The acquisition of the National Bank of Kenya by Access Bank Plc may linger a bit because securing the approval of the Central Bank of Nigeria (CBN) may be a challenge despite its Kenyan counterpart giving its blessings to the transaction.

Recall that on Monday, the Central Bank of Kenya (CBK) and the National Treasury approved the deal which will see KCB sell 100 per cent of NBK at 1.25 its book value to the Nigerian lender which had both signed an agreement for the purchase in March 2024.

Though the CBK has given its approval, the CBN also needed to authorise the acquisition for it to be completed.

Reports suggest the deal appears to have halted as the Nigerian apex bank flagged it for regulatory breaches and failure to receive proper notice.

It also said there were missing disclosures and a non-compliant structure and has asked both parties to resubmit the deal.

This development put a snag in Access Bank’s second acquisition in Kenya for the Nigerian bank after it bought Transnational Bank Limited in 2019.

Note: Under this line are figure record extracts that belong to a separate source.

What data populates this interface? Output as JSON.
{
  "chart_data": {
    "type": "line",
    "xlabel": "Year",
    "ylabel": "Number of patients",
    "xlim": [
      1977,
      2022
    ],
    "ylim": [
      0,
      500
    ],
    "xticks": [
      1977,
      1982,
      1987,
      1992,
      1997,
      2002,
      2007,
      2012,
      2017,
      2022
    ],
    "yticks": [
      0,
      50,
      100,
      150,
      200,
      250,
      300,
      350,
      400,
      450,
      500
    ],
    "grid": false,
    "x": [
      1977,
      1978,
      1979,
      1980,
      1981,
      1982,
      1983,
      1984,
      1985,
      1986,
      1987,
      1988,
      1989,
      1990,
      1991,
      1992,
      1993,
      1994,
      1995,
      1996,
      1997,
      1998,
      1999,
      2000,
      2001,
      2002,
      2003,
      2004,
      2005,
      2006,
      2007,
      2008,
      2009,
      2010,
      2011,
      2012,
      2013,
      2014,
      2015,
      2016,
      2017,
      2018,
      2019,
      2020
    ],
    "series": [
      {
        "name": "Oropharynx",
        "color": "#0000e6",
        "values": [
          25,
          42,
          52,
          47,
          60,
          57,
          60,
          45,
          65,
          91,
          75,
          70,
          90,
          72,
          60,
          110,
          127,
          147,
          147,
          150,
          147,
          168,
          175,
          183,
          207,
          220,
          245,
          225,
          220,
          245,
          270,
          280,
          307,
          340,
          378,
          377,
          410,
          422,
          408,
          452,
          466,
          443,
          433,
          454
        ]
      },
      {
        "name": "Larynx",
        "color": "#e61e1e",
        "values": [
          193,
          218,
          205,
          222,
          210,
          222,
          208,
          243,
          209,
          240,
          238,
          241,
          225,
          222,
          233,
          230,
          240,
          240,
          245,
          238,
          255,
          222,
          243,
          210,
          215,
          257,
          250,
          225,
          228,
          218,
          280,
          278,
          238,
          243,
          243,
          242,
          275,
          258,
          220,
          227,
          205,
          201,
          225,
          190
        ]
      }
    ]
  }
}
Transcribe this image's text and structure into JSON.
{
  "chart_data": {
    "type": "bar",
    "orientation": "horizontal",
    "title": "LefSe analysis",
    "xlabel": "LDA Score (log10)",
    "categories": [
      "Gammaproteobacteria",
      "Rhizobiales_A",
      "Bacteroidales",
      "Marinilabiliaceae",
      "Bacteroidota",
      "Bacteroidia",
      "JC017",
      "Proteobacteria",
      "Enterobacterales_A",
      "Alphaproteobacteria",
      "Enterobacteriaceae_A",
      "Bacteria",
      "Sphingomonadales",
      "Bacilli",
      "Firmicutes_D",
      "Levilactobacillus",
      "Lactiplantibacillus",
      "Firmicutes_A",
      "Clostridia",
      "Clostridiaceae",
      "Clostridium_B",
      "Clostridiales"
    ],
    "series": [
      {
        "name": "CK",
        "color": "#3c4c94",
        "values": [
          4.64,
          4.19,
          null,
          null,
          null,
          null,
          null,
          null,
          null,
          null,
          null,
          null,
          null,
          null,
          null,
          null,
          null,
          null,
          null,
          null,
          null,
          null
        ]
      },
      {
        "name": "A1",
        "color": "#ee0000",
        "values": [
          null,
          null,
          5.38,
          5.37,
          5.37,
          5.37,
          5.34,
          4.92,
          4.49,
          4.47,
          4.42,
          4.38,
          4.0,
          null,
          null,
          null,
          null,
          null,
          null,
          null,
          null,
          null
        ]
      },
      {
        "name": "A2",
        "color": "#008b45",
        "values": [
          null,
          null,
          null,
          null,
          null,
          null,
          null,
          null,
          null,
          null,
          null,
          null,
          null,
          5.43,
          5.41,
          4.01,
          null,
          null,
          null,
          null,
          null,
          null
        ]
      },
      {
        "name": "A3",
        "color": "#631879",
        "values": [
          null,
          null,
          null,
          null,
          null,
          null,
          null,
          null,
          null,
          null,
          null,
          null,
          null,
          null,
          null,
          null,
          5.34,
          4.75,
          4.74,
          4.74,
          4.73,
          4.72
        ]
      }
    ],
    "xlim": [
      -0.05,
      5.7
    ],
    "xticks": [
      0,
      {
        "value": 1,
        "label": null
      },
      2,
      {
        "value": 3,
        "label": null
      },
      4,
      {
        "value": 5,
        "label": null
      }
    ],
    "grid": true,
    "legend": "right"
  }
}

Access Bank has plans to double the share of assets outside its home market by 2027 and has seen deal build on the bank’s growing operations in the Democratic Republic of Congo and Rwanda.

However, one of these may not happen as the CBN reportedly wants Access Bank to exit the Democratic Republic of Congo and shut down its London office as part of broader efforts to streamline Nigerian banks’ foreign operations.

Access Bank has been on a Mergers and Acquisition (M&A) streak across the continent, acquiring Grobank in South Africa, BancABC in Botswana and Mozambique, Diamond Bank in Nigeria, and Finibanco Angola in line with the visions of its late founder, Mr Herbert Wigwe.

It also has plans to buy Standard Chartered subsidiaries in Cameroon, The Gambia, and Tanzania (it has already completed acquisitions in Angola and Sierra Leone) as well as an 80 per cent stake in Finance Trust Bank (FTB) of Uganda which was announced in January 2024 and has gotten partial approval from Uganda’s financial authorities but has pending approval from the CBN and Bank of Uganda.

At the time of this report, both the CBN and Access Bank could not be reached by Business Post for comments on this development.